Table: Performance Metrics for ALVR at 90 FPS, 100 Mbps CBR

Users	Codec	CU (%)	FLR (%)	Median $L$ (ms)	$\sigma_L$ (ms)	QoS OK?
1	GOP90	24	0.1	10	4	Yes
4	IR	96	1.2	18	8	No
6	GOP90	92	3.8	80	40	No

This suggests that vanilla IEEE 802.11 channels suffice for only up to 4 concurrent 100 Mbps VR streams before excessive latency and loss, with IR coding extending stability marginally (Maura et al., 23 Jan 2026).

7. Limitations and Prospective Advancements

Current ALVR ABR implementations use static metric thresholds (e.g., $\rho$ , $\sigma$ ) tuned for general VR streaming, but dynamic thresholding may be required for different applications or environments (Casasnovas et al., 20 Feb 2025). Fairness between users is implicit; future developments could integrate explicit coordination or weighted ABR algorithms. Objective perceptual metrics (PSNR, SSIM, VMAF) are not currently factored into ABR logic but are suggested for future QoE-driven refinements.

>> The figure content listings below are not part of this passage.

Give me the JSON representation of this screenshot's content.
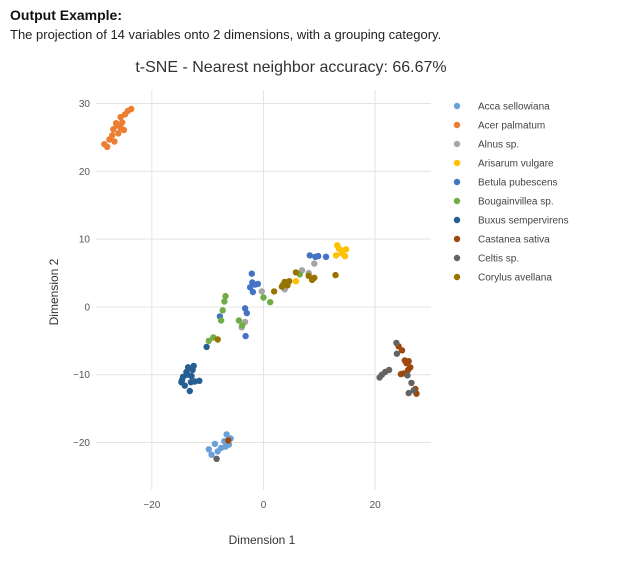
{
  "page": {
    "heading": "Output Example:",
    "caption": "The projection of 14 variables onto 2 dimensions, with a grouping category."
  },
  "chart_data": {
    "type": "scatter",
    "title": "t-SNE - Nearest neighbor accuracy: 66.67%",
    "xlabel": "Dimension 1",
    "ylabel": "Dimension 2",
    "xlim": [
      -30,
      30
    ],
    "ylim": [
      -27,
      32
    ],
    "xticks": [
      -20,
      0,
      20
    ],
    "yticks": [
      -20,
      -10,
      0,
      10,
      20,
      30
    ],
    "grid": true,
    "legend_position": "right",
    "series": [
      {
        "name": "Acca sellowiana",
        "color": "#6a9fd8",
        "points": [
          [
            -9.8,
            -21.0
          ],
          [
            -9.3,
            -21.8
          ],
          [
            -8.7,
            -20.2
          ],
          [
            -8.2,
            -21.3
          ],
          [
            -7.6,
            -20.8
          ],
          [
            -7.0,
            -19.8
          ],
          [
            -6.6,
            -18.8
          ],
          [
            -6.2,
            -20.3
          ],
          [
            -5.9,
            -19.4
          ],
          [
            -6.8,
            -20.6
          ]
        ]
      },
      {
        "name": "Acer palmatum",
        "color": "#ed7d31",
        "points": [
          [
            -28.5,
            24.0
          ],
          [
            -28.0,
            23.6
          ],
          [
            -27.6,
            24.7
          ],
          [
            -27.1,
            25.3
          ],
          [
            -26.7,
            24.4
          ],
          [
            -26.9,
            26.2
          ],
          [
            -26.3,
            26.8
          ],
          [
            -26.0,
            25.6
          ],
          [
            -25.6,
            26.4
          ],
          [
            -25.3,
            27.2
          ],
          [
            -25.0,
            26.1
          ],
          [
            -25.6,
            28.0
          ],
          [
            -24.8,
            28.4
          ],
          [
            -24.3,
            28.9
          ],
          [
            -23.7,
            29.2
          ],
          [
            -26.4,
            27.1
          ]
        ]
      },
      {
        "name": "Alnus sp.",
        "color": "#a5a5a5",
        "points": [
          [
            -3.9,
            -3.0
          ],
          [
            -3.3,
            -2.2
          ],
          [
            -0.3,
            2.3
          ],
          [
            3.8,
            2.6
          ],
          [
            6.9,
            5.4
          ],
          [
            9.1,
            6.4
          ],
          [
            8.1,
            5.0
          ]
        ]
      },
      {
        "name": "Arisarum vulgare",
        "color": "#ffc000",
        "points": [
          [
            5.8,
            3.8
          ],
          [
            13.0,
            7.6
          ],
          [
            13.5,
            8.6
          ],
          [
            14.1,
            8.3
          ],
          [
            14.6,
            7.5
          ],
          [
            14.8,
            8.5
          ],
          [
            14.0,
            7.9
          ],
          [
            13.2,
            9.1
          ]
        ]
      },
      {
        "name": "Betula pubescens",
        "color": "#4472c4",
        "points": [
          [
            -7.8,
            -1.4
          ],
          [
            -3.3,
            -0.2
          ],
          [
            -3.0,
            -0.9
          ],
          [
            -3.2,
            -4.3
          ],
          [
            -2.4,
            2.9
          ],
          [
            -2.1,
            4.9
          ],
          [
            -1.9,
            2.2
          ],
          [
            -1.5,
            3.3
          ],
          [
            -1.0,
            3.4
          ],
          [
            -2.0,
            3.6
          ],
          [
            8.3,
            7.6
          ],
          [
            9.3,
            7.4
          ],
          [
            11.2,
            7.4
          ],
          [
            9.8,
            7.5
          ]
        ]
      },
      {
        "name": "Bougainvillea sp.",
        "color": "#70ad47",
        "points": [
          [
            -9.8,
            -5.0
          ],
          [
            -9.0,
            -4.5
          ],
          [
            -7.6,
            -2.0
          ],
          [
            -7.3,
            -0.5
          ],
          [
            -7.0,
            0.8
          ],
          [
            -6.8,
            1.6
          ],
          [
            -4.4,
            -2.0
          ],
          [
            -3.8,
            -2.7
          ],
          [
            0.0,
            1.4
          ],
          [
            1.2,
            0.7
          ],
          [
            3.5,
            3.3
          ],
          [
            6.5,
            4.8
          ]
        ]
      },
      {
        "name": "Buxus sempervirens",
        "color": "#255e91",
        "points": [
          [
            -14.7,
            -11.1
          ],
          [
            -14.4,
            -10.3
          ],
          [
            -14.1,
            -11.6
          ],
          [
            -13.8,
            -9.6
          ],
          [
            -13.5,
            -8.9
          ],
          [
            -13.2,
            -12.4
          ],
          [
            -13.0,
            -11.1
          ],
          [
            -12.9,
            -10.2
          ],
          [
            -12.7,
            -9.3
          ],
          [
            -12.5,
            -8.7
          ],
          [
            -12.3,
            -11.0
          ],
          [
            -11.5,
            -10.9
          ],
          [
            -10.2,
            -5.9
          ],
          [
            -14.6,
            -10.8
          ],
          [
            -13.6,
            -10.0
          ]
        ]
      },
      {
        "name": "Castanea sativa",
        "color": "#9e480e",
        "points": [
          [
            -6.3,
            -19.7
          ],
          [
            24.2,
            -5.8
          ],
          [
            24.8,
            -6.4
          ],
          [
            25.3,
            -7.9
          ],
          [
            25.6,
            -8.3
          ],
          [
            25.9,
            -9.3
          ],
          [
            24.6,
            -9.9
          ],
          [
            25.1,
            -9.8
          ],
          [
            26.3,
            -8.9
          ],
          [
            27.2,
            -12.1
          ],
          [
            27.4,
            -12.8
          ],
          [
            26.0,
            -8.0
          ]
        ]
      },
      {
        "name": "Celtis sp.",
        "color": "#636363",
        "points": [
          [
            -8.4,
            -22.4
          ],
          [
            20.8,
            -10.4
          ],
          [
            21.2,
            -10.0
          ],
          [
            21.8,
            -9.6
          ],
          [
            22.5,
            -9.3
          ],
          [
            23.8,
            -5.3
          ],
          [
            23.9,
            -6.9
          ],
          [
            25.8,
            -10.1
          ],
          [
            26.0,
            -12.7
          ],
          [
            26.5,
            -11.2
          ],
          [
            26.9,
            -12.3
          ]
        ]
      },
      {
        "name": "Corylus avellana",
        "color": "#997300",
        "points": [
          [
            -8.2,
            -4.8
          ],
          [
            1.9,
            2.3
          ],
          [
            3.3,
            3.0
          ],
          [
            3.8,
            3.7
          ],
          [
            4.3,
            3.2
          ],
          [
            4.6,
            3.8
          ],
          [
            5.8,
            5.1
          ],
          [
            8.1,
            4.6
          ],
          [
            8.7,
            4.0
          ],
          [
            9.1,
            4.3
          ],
          [
            12.9,
            4.7
          ],
          [
            4.0,
            3.5
          ]
        ]
      }
    ]
  }
}
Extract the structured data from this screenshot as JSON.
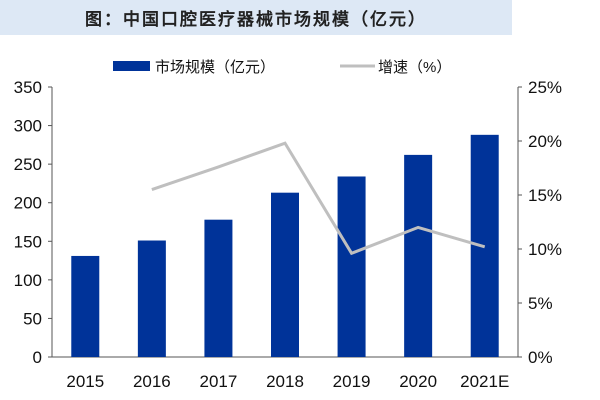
{
  "chart_data": {
    "type": "bar",
    "title": "图：中国口腔医疗器械市场规模（亿元）",
    "categories": [
      "2015",
      "2016",
      "2017",
      "2018",
      "2019",
      "2020",
      "2021E"
    ],
    "series": [
      {
        "name": "市场规模（亿元）",
        "type": "bar",
        "axis": "left",
        "color": "#003399",
        "values": [
          131,
          151,
          178,
          213,
          234,
          262,
          288
        ]
      },
      {
        "name": "增速（%）",
        "type": "line",
        "axis": "right",
        "color": "#bfbfbf",
        "values": [
          null,
          15.5,
          17.6,
          19.8,
          9.6,
          12.0,
          10.2
        ]
      }
    ],
    "yleft": {
      "lim": [
        0,
        350
      ],
      "ticks": [
        "0",
        "50",
        "100",
        "150",
        "200",
        "250",
        "300",
        "350"
      ]
    },
    "yright": {
      "lim": [
        0,
        25
      ],
      "ticks": [
        "0%",
        "5%",
        "10%",
        "15%",
        "20%",
        "25%"
      ]
    },
    "grid": false,
    "legend": "top"
  }
}
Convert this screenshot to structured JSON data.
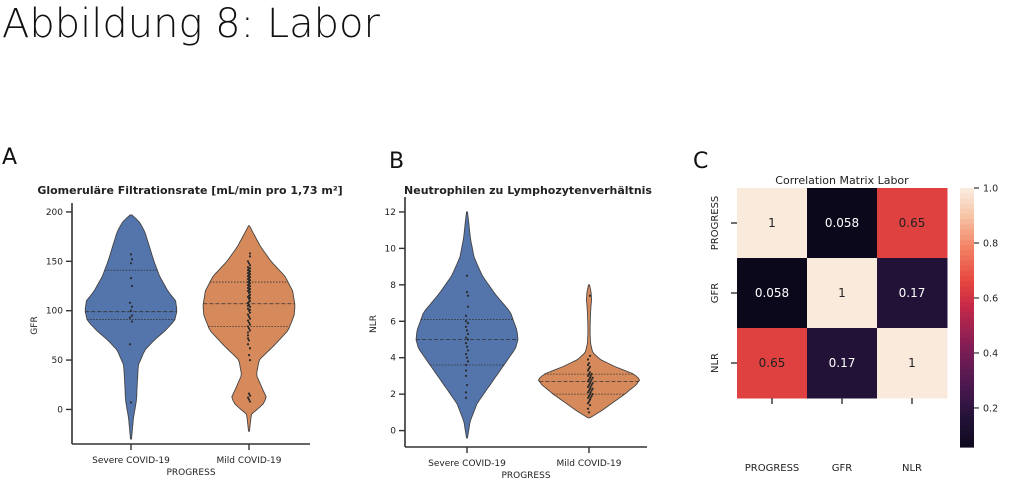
{
  "figure": {
    "title": "Abbildung 8: Labor",
    "panel_labels": [
      "A",
      "B",
      "C"
    ]
  },
  "chart_data": [
    {
      "type": "violin",
      "title": "Glomeruläre Filtrationsrate [mL/min pro 1,73 m²]",
      "xlabel": "PROGRESS",
      "ylabel": "GFR",
      "categories": [
        "Severe COVID-19",
        "Mild COVID-19"
      ],
      "yticks": [
        0,
        50,
        100,
        150,
        200
      ],
      "ylim": [
        -35,
        205
      ],
      "colors": [
        "#5474ac",
        "#d68a5c"
      ],
      "violins": [
        {
          "name": "Severe COVID-19",
          "range": [
            -30,
            197
          ],
          "quartiles": [
            91,
            99,
            141
          ],
          "profile": [
            [
              -30,
              0.01
            ],
            [
              -10,
              0.05
            ],
            [
              10,
              0.12
            ],
            [
              30,
              0.14
            ],
            [
              45,
              0.16
            ],
            [
              60,
              0.3
            ],
            [
              70,
              0.5
            ],
            [
              80,
              0.75
            ],
            [
              90,
              0.95
            ],
            [
              100,
              1.0
            ],
            [
              110,
              0.97
            ],
            [
              120,
              0.8
            ],
            [
              135,
              0.62
            ],
            [
              150,
              0.5
            ],
            [
              165,
              0.4
            ],
            [
              180,
              0.3
            ],
            [
              190,
              0.18
            ],
            [
              197,
              0.02
            ]
          ],
          "points": [
            7,
            66,
            89,
            93,
            95,
            100,
            104,
            108,
            125,
            133,
            148,
            152,
            157
          ]
        },
        {
          "name": "Mild COVID-19",
          "range": [
            -22,
            186
          ],
          "quartiles": [
            84,
            107,
            129
          ],
          "profile": [
            [
              -22,
              0.01
            ],
            [
              -5,
              0.05
            ],
            [
              5,
              0.3
            ],
            [
              12,
              0.38
            ],
            [
              20,
              0.3
            ],
            [
              35,
              0.16
            ],
            [
              50,
              0.22
            ],
            [
              65,
              0.55
            ],
            [
              80,
              0.85
            ],
            [
              95,
              0.98
            ],
            [
              105,
              1.0
            ],
            [
              120,
              0.95
            ],
            [
              135,
              0.78
            ],
            [
              150,
              0.48
            ],
            [
              165,
              0.25
            ],
            [
              178,
              0.1
            ],
            [
              186,
              0.01
            ]
          ],
          "points": [
            8,
            10,
            12,
            14,
            16,
            50,
            55,
            62,
            66,
            70,
            72,
            75,
            78,
            80,
            82,
            84,
            86,
            88,
            90,
            92,
            94,
            96,
            98,
            100,
            101,
            102,
            104,
            105,
            106,
            108,
            109,
            110,
            112,
            113,
            114,
            115,
            116,
            118,
            119,
            120,
            121,
            122,
            123,
            124,
            125,
            126,
            127,
            128,
            129,
            130,
            131,
            132,
            133,
            134,
            135,
            136,
            137,
            138,
            139,
            140,
            141,
            142,
            143,
            144,
            146,
            148,
            150,
            155,
            158
          ]
        }
      ]
    },
    {
      "type": "violin",
      "title": "Neutrophilen zu Lymphozytenverhältnis",
      "xlabel": "PROGRESS",
      "ylabel": "NLR",
      "categories": [
        "Severe COVID-19",
        "Mild COVID-19"
      ],
      "yticks": [
        0,
        2,
        4,
        6,
        8,
        10,
        12
      ],
      "ylim": [
        -0.9,
        12.6
      ],
      "colors": [
        "#5474ac",
        "#d68a5c"
      ],
      "violins": [
        {
          "name": "Severe COVID-19",
          "range": [
            -0.4,
            12.0
          ],
          "quartiles": [
            3.6,
            5.0,
            6.1
          ],
          "profile": [
            [
              -0.4,
              0.01
            ],
            [
              0.5,
              0.06
            ],
            [
              1.5,
              0.2
            ],
            [
              2.5,
              0.45
            ],
            [
              3.5,
              0.7
            ],
            [
              4.5,
              0.95
            ],
            [
              5.0,
              1.0
            ],
            [
              5.5,
              0.98
            ],
            [
              6.5,
              0.85
            ],
            [
              7.5,
              0.55
            ],
            [
              8.5,
              0.3
            ],
            [
              9.5,
              0.14
            ],
            [
              10.5,
              0.07
            ],
            [
              11.5,
              0.03
            ],
            [
              12.0,
              0.01
            ]
          ],
          "points": [
            1.8,
            2.1,
            2.5,
            3.0,
            3.3,
            3.6,
            3.8,
            4.0,
            4.2,
            4.4,
            4.6,
            4.8,
            5.0,
            5.1,
            5.3,
            5.5,
            5.7,
            5.9,
            6.0,
            6.3,
            6.8,
            7.4,
            7.6,
            8.5
          ]
        },
        {
          "name": "Mild COVID-19",
          "range": [
            0.7,
            8.0
          ],
          "quartiles": [
            2.0,
            2.7,
            3.1
          ],
          "profile": [
            [
              0.7,
              0.02
            ],
            [
              1.1,
              0.25
            ],
            [
              1.5,
              0.45
            ],
            [
              2.0,
              0.7
            ],
            [
              2.5,
              0.92
            ],
            [
              2.8,
              1.0
            ],
            [
              3.1,
              0.88
            ],
            [
              3.5,
              0.52
            ],
            [
              3.9,
              0.22
            ],
            [
              4.3,
              0.07
            ],
            [
              4.8,
              0.03
            ],
            [
              5.5,
              0.02
            ],
            [
              6.5,
              0.03
            ],
            [
              7.2,
              0.05
            ],
            [
              7.6,
              0.04
            ],
            [
              8.0,
              0.01
            ]
          ],
          "points": [
            1.0,
            1.2,
            1.4,
            1.5,
            1.6,
            1.7,
            1.8,
            1.8,
            1.9,
            1.9,
            2.0,
            2.0,
            2.1,
            2.1,
            2.2,
            2.2,
            2.3,
            2.3,
            2.4,
            2.4,
            2.5,
            2.5,
            2.6,
            2.6,
            2.7,
            2.7,
            2.8,
            2.8,
            2.9,
            2.9,
            3.0,
            3.0,
            3.1,
            3.1,
            3.2,
            3.3,
            3.4,
            3.5,
            3.6,
            3.7,
            3.9,
            4.1,
            7.4
          ]
        }
      ]
    },
    {
      "type": "heatmap",
      "title": "Correlation Matrix Labor",
      "labels": [
        "PROGRESS",
        "GFR",
        "NLR"
      ],
      "values": [
        [
          1,
          0.058,
          0.65
        ],
        [
          0.058,
          1,
          0.17
        ],
        [
          0.65,
          0.17,
          1
        ]
      ],
      "cell_text": [
        [
          "1",
          "0.058",
          "0.65"
        ],
        [
          "0.058",
          "1",
          "0.17"
        ],
        [
          "0.65",
          "0.17",
          "1"
        ]
      ],
      "colormap": "rocket",
      "colorbar": {
        "range": [
          0.058,
          1.0
        ],
        "ticks": [
          0.2,
          0.4,
          0.6,
          0.8,
          1.0
        ],
        "tick_labels": [
          "0.2",
          "0.4",
          "0.6",
          "0.8",
          "1.0"
        ]
      }
    }
  ]
}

Research directions involve leveraging upcoming Wi-Fi 7/8 feature sets (Multi-Link Operation, Multi-AP Coordination) to refine capacity estimation, integrating offline reinforcement learning for predictive adaptation, and exploring the impact of realistic network dynamics and interference.

All ALVR code, metrics, and NeSt-VR implementations remain publicly available for further development and reproducibility (Casasnovas et al., 20 Feb 2025).